Please find the overview in high resolution here.
 

II. Which law applies in the MXR?

  • Even if the setting in which doctor and patient avatars interact is a global one, there are restrictions on the choice of law applicable to medical treatment contracts. The mandatory provisions of German civil law concerning patient protection also apply to such contracts between patients residing in Germany and doctors based abroad – and cannot be waived.
  • While foreign law on medical treatment contracts generally applies if doctors based in Germany offer treatment to foreign patients, it does not apply if the level of protection afforded by the foreign law in question (e.g. regarding medical liability) is lower than that under German law.
     

III. Are only doctors allowed to provide treatment to avatars?

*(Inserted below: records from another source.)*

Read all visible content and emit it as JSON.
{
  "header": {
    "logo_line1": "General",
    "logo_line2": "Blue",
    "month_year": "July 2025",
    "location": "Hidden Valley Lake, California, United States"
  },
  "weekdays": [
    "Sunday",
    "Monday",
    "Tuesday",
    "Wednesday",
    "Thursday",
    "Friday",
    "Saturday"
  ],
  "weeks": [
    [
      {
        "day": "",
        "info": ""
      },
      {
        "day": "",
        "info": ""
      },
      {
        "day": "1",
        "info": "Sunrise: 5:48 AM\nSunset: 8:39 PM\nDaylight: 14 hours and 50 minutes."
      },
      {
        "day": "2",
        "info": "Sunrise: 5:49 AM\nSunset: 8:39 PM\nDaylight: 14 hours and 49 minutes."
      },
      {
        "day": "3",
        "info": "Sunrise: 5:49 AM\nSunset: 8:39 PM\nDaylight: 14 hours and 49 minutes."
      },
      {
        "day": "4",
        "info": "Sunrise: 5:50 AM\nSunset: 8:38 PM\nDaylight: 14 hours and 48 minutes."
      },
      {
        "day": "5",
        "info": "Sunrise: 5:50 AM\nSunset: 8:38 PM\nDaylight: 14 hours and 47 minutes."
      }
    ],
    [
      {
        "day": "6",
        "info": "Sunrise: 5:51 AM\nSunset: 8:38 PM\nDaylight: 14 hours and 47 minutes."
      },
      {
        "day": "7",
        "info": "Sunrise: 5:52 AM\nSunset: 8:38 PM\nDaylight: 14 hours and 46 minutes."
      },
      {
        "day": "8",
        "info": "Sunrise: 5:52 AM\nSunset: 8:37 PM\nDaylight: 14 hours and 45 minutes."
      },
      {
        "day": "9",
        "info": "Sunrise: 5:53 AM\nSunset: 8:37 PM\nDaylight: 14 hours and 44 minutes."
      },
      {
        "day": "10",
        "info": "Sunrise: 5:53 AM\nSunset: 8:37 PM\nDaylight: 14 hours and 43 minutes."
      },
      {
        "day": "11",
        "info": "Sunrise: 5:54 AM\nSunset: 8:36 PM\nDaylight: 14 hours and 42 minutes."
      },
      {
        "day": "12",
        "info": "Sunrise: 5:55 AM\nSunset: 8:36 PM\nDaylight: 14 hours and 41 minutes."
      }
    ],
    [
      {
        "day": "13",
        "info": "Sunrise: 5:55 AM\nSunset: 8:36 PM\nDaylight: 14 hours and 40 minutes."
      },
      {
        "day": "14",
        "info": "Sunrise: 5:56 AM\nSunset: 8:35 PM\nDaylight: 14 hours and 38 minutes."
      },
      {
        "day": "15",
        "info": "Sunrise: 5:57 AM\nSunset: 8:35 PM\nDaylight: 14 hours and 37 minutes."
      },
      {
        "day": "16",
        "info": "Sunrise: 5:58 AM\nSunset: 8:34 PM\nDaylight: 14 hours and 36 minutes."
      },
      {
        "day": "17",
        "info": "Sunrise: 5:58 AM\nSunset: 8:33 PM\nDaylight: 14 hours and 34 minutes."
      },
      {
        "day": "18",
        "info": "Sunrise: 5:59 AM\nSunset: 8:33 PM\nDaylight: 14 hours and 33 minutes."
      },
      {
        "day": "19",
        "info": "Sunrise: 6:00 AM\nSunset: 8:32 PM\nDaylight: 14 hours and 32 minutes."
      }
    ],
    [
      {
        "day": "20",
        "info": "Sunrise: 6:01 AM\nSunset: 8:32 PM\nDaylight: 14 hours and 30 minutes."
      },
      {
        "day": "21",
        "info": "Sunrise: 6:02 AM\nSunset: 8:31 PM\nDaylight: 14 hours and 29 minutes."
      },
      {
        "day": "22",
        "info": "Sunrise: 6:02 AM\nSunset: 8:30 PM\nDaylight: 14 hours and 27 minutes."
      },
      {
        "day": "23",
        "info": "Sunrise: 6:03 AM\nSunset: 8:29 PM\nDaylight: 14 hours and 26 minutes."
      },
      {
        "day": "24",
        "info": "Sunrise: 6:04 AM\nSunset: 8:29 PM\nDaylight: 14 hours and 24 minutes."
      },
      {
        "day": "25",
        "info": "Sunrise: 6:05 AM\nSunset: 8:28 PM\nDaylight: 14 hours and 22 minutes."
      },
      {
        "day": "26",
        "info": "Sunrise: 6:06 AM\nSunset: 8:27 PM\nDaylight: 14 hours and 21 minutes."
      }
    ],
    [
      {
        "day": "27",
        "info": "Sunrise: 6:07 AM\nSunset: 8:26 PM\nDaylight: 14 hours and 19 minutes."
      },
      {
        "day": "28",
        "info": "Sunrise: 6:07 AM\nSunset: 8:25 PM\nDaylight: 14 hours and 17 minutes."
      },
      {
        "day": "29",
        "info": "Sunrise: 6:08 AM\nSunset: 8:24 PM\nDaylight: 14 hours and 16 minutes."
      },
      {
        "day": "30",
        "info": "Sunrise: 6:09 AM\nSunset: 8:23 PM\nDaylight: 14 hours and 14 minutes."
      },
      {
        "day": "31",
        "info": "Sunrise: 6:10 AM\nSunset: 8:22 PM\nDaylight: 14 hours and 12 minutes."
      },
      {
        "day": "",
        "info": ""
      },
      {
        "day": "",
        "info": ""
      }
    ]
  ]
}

  • In Germany, only licensed doctors may practise medicine and treat patients – but what about patients’ avatars?
  • Outside the metaverse, medical care must be provided by a doctor if it requires a doctor’s/medical expertise and if the treatment – generally and typically – could be harmful to the patient’s health.
  • This means that not every “treatment” of an avatar is considered medical care that only a doctor can provide. But making diagnoses or therapy recommendations in the metaverse with the aim of having the avatar’s user actually apply these to treat illnesses in real life does qualify as practising medicine; accordingly, only doctors can do this.
  • Following the liberalisation of the professional code for doctors, treatment is however allowed in the metaverse if it meets medical standards of care and patients are informed about the specifics of MXR-only medical advice.
     

IV. Integrating MXR components into Germany’s statutory health insurance system

  • One way of integrating MXR components into statutory outpatient care is via special healthcare contracts under section 140a Social Security Code, Book V (Sozialgesetzbuch, Fünftes Buch, “SGB V”). For this to work, both patients and doctors must have the technical means to interact in the metaverse. Special healthcare contracts involving digital medical devices can however also be executed without doctors as contracting parties.
  • An MXR application that enables a patient’s avatar to communicate with an AI doctor in the metaverse – for example to describe their symptoms and receive suggestions for treatment (section 140a (4a) SGB V) – is therefore already conceivable. Fundamental diagnoses, however, must still be made by real-life doctors.
  • Digital health applications – i.e. digital medical devices approved by the Federal Institute for Drugs and Medical Devices (Bundesinstitut für Arzneimitel und Medizinprodukte, “BfArM”) for use in statutory healthcare, normally as smartphone apps – can also be combined with MXR components (see here for the BfArM’s Digital Health Applications Directory).
  • Under section 68a SGB V statutory health insurance funds can support the development of digital innovations, especially MXR applications, by cooperating with third parties on content and technical aspects and by acquiring shares in innovation investment projects.
  • The health data exchanged in the metaverse must be protected, however. The German healthcare system has particularly strict requirements for the protection of social data, for example in telemedicine. While these requirements cannot be directly applied to MXR components, specific security requirements will be developed as these applications gain importance – as was the case when telemedicine platforms began to be certified for the German healthcare system a few years ago.